Dans sa première réaction officielle, le chef du gouvernement d’unité nationale, Abdelhamid Dbeibah, a déclaré que « la Libye traverse une phase délicate qui exige de faire prévaloir la raison », mettant en garde contre « le coût exorbitant que les Libyens paient chaque fois que la violence est relancée ». Il a souligné que « le sang libyen, quelle qu’en soit l’origine, demeure une ligne rouge qu’il est interdit de banaliser ».

Hors de la logique de l’État

Dans un communiqué, Dbeibah a affirmé que « les voies de l’assassinat et de l’exclusion n’ont jamais produit ni État ni stabilité, mais ont au contraire approfondi les divisions et alourdi la mémoire nationale de blessures accumulées ». Il a rappelé que la Libye avait déjà connu cette approche par le passé, avec pour conséquence l’allongement du conflit et l’éloignement des Libyens du projet d’un État fédérateur.

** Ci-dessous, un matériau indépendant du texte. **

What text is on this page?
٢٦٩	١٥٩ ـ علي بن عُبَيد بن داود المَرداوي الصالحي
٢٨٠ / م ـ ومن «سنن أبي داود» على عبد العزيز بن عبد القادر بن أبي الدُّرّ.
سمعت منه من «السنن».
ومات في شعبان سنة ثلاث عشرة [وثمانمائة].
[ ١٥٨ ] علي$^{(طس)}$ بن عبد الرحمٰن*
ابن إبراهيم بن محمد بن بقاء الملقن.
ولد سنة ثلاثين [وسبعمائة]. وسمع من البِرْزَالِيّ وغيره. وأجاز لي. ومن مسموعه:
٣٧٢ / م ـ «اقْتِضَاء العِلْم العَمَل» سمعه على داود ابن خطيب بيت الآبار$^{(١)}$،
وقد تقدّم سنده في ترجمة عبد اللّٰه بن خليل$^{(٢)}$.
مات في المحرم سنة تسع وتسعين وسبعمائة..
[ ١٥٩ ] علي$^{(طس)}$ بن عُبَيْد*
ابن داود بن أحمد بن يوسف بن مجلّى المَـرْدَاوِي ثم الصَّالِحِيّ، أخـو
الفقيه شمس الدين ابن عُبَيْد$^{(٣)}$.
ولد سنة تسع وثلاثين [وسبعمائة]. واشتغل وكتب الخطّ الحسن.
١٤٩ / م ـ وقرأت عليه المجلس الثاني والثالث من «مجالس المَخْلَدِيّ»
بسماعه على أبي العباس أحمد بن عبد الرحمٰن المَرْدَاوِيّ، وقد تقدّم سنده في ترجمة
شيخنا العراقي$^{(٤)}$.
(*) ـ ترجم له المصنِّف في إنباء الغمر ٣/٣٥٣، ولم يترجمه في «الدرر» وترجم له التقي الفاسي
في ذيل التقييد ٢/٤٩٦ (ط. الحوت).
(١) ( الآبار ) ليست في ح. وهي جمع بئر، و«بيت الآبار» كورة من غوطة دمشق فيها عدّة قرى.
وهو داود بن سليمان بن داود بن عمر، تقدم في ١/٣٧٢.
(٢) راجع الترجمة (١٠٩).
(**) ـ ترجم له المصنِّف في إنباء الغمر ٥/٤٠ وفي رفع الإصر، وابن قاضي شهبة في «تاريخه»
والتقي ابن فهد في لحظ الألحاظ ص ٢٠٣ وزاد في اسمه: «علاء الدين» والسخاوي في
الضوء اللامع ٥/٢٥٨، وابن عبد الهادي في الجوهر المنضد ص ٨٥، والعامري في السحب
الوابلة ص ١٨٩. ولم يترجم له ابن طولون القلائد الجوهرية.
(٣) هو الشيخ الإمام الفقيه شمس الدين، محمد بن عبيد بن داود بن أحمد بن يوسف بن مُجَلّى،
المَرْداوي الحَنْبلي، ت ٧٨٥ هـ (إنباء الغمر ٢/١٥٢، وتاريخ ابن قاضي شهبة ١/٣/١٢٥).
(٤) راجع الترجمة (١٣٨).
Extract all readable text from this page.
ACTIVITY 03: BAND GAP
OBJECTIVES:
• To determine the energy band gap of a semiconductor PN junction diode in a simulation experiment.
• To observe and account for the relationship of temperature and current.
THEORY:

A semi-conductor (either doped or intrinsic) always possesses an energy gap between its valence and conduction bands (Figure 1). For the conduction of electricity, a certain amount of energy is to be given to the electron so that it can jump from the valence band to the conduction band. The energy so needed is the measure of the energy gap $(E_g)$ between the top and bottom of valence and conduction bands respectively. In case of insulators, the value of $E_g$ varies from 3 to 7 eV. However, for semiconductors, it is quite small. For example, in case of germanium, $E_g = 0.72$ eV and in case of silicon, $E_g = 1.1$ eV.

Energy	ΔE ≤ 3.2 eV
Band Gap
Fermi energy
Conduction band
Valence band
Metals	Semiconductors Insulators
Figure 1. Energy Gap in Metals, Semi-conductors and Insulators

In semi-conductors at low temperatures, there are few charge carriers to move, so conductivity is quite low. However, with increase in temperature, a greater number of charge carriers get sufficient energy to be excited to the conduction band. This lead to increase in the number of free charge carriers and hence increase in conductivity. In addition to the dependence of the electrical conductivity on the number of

Il a estimé que la seule manière de traiter ce type de crimes consiste à s’en remettre aux institutions de l’État et au cours de la justice, afin d’établir toute la vérité et d’ancrer le principe de responsabilité, loin de toute logique de vengeance ou de justification.

Dbeibah a insisté sur le fait que « l’État auquel aspirent les Libyens est un État de droit et d’institutions, où les différends sont gérés par le dialogue et le recours à la volonté populaire, et non par les armes ou la reproduction des tragédies du passé ». Il a ajouté que « la patrie est suffisamment large pour accueillir tous ceux qui choisissent de s’inscrire dans le projet d’un État unifié, dans le respect de ses règles et de ses institutions ».

Il a également affirmé que le recours à la justice constitue la véritable garantie de la préservation des droits et de la dignité, soulignant que la justice libyenne, malgré les défis auxquels elle fait face, demeure une institution nationale indépendante et un refuge pour l’établissement de l’équité.

Considérations et dispositions

Dans le même contexte, Dbeibah a condamné toute tentative de porter atteinte au droit de la famille du défunt ou de la tribu des Kadhadfa à organiser les cérémonies de deuil, ou de restreindre le devoir de solidarité humaine entre Libyens, estimant que de telles pratiques sont contraires aux valeurs sociales libyennes authentiques.

La dépouille de Saïf al-Islam Kadhafi est arrivée à l’hôpital général de Bani Walid, en vue de son inhumation dans la ville conformément à sa volonté, dans le cadre de dispositions organisationnelles et sécuritaires supervisées par les autorités officielles en coordination avec la famille du défunt.

Dans ce cadre, le ministre de l’Intérieur du gouvernement d’unité nationale, Imad Trabelsi, a donné instruction aux directeurs de la sécurité de Bani Walid, Al-Merqeb, Al-Jafara, Tarhouna et Al-Nawahi Al-Arbaa de mettre en place un plan de sécurité intégré afin d’assurer le bon déroulement des funérailles, la sécurité des participants et le maintien de l’ordre public.

Les dispositions incluent également l’approvisionnement suffisant en carburant dans les villes situées le long de l’itinéraire du cortège funèbre, dans le cadre des préparatifs logistiques accompagnant la cérémonie.

Enquêtes et interrogations

Sur le plan judiciaire, le parquet libyen poursuit ses investigations sur l’assassinat de Saïf al-Islam Kadhafi, confirmant que la mort est due à une blessure par balle, tandis que les circonstances du crime et les modalités de son exécution demeurent sous examen officiel.

Saïf al-Islam a été tué mardi dans la ville de Zintan, à l’ouest de la Libye, dans un incident qui a suscité de nombreuses interrogations quant à l’identité des auteurs et à leurs motivations, d’autant plus que des informations font état de la désactivation de caméras de surveillance peu avant l’assassinat, ajoutant une dimension supplémentaire à un dossier sécuritaire et politique d’une extrême sensibilité.